Money, Sex, War, Karma
In his book, Money, Sex, War, Karma, Buddhist author, professor, and teacher David Loy presents essays on these topics to help to establish a “new vision of human possibility.” Buddhist practitioners in the West are confronted with differentiating what needs to be retained from traditional Asian Buddhism and what needs to be unique to the West.
Like transplanting an exotic species to new soil, it may be helpful to retain some of the original soil. At the same time, he points out the irony that the Buddha was very flexible in his approach, “more flexible and openminded than the institutions that developed to preserve his teachings.” To save the planet, Buddhism will need to rediscover this flexibility.
To overcome the destructive influence of greed, hatred, and delusion, the self's sense of fundamental lack must be addressed.

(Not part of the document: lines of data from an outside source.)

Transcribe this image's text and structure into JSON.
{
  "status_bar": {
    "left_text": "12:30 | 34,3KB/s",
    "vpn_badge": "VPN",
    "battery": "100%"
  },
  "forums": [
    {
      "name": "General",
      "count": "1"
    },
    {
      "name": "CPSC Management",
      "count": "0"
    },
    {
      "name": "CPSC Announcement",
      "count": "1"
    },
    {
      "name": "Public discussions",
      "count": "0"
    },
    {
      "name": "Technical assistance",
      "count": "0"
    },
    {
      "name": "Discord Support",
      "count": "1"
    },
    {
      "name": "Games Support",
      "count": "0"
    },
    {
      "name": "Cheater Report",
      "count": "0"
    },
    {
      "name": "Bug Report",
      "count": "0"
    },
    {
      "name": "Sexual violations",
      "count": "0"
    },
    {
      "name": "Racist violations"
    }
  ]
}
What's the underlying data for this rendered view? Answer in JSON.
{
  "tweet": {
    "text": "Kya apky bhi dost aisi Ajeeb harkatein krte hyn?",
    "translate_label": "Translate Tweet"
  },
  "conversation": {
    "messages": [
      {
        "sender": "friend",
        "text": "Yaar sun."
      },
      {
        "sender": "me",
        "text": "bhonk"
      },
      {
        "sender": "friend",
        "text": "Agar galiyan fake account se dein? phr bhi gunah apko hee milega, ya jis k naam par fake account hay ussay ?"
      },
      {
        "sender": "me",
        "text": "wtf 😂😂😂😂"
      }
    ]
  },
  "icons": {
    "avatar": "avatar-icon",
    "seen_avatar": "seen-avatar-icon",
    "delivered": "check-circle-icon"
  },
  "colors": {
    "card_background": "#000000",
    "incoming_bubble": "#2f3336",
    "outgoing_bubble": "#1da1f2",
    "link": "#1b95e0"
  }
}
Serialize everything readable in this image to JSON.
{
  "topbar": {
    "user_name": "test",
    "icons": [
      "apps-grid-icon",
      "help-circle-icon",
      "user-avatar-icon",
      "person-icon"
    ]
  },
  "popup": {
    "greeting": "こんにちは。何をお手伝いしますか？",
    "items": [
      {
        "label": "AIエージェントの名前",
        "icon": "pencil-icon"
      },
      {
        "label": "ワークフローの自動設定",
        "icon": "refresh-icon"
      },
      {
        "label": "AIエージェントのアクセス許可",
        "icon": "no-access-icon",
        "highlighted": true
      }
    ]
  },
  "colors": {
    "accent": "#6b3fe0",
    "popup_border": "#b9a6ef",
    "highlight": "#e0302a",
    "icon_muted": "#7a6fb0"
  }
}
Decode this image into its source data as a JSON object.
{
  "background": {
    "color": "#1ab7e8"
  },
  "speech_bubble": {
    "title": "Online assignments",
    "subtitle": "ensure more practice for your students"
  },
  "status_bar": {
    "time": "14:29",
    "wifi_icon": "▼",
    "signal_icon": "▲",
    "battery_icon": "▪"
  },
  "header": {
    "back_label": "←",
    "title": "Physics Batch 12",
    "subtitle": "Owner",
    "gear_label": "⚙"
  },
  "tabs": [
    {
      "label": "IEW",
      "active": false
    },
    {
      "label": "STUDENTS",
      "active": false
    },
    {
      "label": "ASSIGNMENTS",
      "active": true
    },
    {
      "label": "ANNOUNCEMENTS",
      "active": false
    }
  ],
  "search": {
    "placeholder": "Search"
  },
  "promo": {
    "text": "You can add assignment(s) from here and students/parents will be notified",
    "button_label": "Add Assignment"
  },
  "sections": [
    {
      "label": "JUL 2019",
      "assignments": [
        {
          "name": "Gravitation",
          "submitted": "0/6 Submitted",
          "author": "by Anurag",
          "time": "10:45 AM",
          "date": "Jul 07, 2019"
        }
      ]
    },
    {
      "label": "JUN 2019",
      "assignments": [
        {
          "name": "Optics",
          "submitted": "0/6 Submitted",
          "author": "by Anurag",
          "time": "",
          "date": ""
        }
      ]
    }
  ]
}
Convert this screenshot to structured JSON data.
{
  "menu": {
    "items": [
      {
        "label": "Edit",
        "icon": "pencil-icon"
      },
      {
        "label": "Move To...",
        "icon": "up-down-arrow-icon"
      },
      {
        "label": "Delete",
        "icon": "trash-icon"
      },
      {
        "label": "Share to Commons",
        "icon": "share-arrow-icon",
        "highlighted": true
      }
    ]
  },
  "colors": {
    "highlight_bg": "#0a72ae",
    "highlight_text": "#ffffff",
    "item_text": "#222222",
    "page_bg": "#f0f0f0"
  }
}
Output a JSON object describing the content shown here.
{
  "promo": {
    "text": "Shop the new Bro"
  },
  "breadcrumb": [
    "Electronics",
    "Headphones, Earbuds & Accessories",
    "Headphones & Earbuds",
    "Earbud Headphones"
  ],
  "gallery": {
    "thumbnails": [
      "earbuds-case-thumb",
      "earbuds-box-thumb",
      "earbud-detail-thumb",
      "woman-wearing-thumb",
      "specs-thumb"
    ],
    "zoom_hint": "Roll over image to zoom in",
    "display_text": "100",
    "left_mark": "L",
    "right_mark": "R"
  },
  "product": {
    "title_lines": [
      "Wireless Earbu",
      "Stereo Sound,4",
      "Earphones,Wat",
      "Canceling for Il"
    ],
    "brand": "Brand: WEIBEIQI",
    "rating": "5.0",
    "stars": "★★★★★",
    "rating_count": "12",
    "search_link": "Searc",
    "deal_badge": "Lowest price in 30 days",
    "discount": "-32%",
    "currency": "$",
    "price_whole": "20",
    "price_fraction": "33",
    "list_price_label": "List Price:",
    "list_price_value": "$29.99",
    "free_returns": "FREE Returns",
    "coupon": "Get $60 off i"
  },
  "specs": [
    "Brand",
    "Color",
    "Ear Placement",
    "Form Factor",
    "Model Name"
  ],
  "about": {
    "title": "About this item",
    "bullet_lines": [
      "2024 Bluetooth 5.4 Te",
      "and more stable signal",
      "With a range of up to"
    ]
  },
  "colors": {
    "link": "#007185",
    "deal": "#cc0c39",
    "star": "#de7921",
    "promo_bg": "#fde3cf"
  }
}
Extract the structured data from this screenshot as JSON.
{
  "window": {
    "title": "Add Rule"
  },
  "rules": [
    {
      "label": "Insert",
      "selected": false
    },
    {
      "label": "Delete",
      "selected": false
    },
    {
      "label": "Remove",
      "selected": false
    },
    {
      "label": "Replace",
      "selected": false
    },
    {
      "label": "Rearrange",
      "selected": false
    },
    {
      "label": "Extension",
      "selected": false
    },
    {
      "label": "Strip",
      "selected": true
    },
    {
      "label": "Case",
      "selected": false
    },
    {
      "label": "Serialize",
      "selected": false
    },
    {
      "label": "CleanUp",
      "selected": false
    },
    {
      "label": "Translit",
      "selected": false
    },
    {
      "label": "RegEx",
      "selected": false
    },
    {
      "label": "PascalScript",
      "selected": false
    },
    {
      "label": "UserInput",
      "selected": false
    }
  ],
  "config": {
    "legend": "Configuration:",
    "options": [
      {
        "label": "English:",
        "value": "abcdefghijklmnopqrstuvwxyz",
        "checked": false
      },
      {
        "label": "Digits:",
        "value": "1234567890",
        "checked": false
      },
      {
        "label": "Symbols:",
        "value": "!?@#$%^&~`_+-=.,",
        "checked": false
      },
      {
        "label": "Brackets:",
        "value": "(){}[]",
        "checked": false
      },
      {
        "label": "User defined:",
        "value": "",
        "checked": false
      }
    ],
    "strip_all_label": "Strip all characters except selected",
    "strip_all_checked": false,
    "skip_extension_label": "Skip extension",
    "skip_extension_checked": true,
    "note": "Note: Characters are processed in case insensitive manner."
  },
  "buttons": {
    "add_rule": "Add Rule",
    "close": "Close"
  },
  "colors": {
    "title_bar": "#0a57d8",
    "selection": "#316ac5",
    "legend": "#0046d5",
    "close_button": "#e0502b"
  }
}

Westerners have constructed a sense of self that seeks to fill this sense of lack with money and material possessions, sex, and acts out through aggression, conflict, and warfare. “Awakening to our constructedness (that is, no self) is the only real solution to our most fundamental anxiety.”
Loy states, “We live in a world radically different from anything that even Shakyamuni could have anticipated, which requires creative ways of adapting his profound insights to new challenges.” Awakening is basically a personal affair, and while it may be tempting to think that Buddhism could provide enlightened solutions to political and economic problems, the translation from one domain to another may not be that seamless. Loy points out that Buddhism has more to say about the means of change rather than what to change. He recommends four components for the Buddhist revolution:
Spiritual practice
Commitment to nonviolence
Awakening together
Impermanence and emptiness
These four ingredients are unique to the Buddha's teachings. Maintaining a meditation practice will keep you from falling prey to greed, ignorance, and delusion. It will also help you to be nonviolent and approach change in that way. The path of the bodhisattva is a communal one where your awakening helps others to awaken. Finally, the recognition that things are always changing and empty of substantial reality will help change to be grounded in wisdom. Societies and cultures construct reality, and these constructions are always changing. Recognizing this and working to embody these four components can help to address collective dukkha — the pervasive suffering that has infected the world. Loy concludes that the “Buddhist emphasis on the liberation of our collective attention suggest that a socially awakened Buddhism might have a distinctive role to play in clarifying what the basic problem really is.”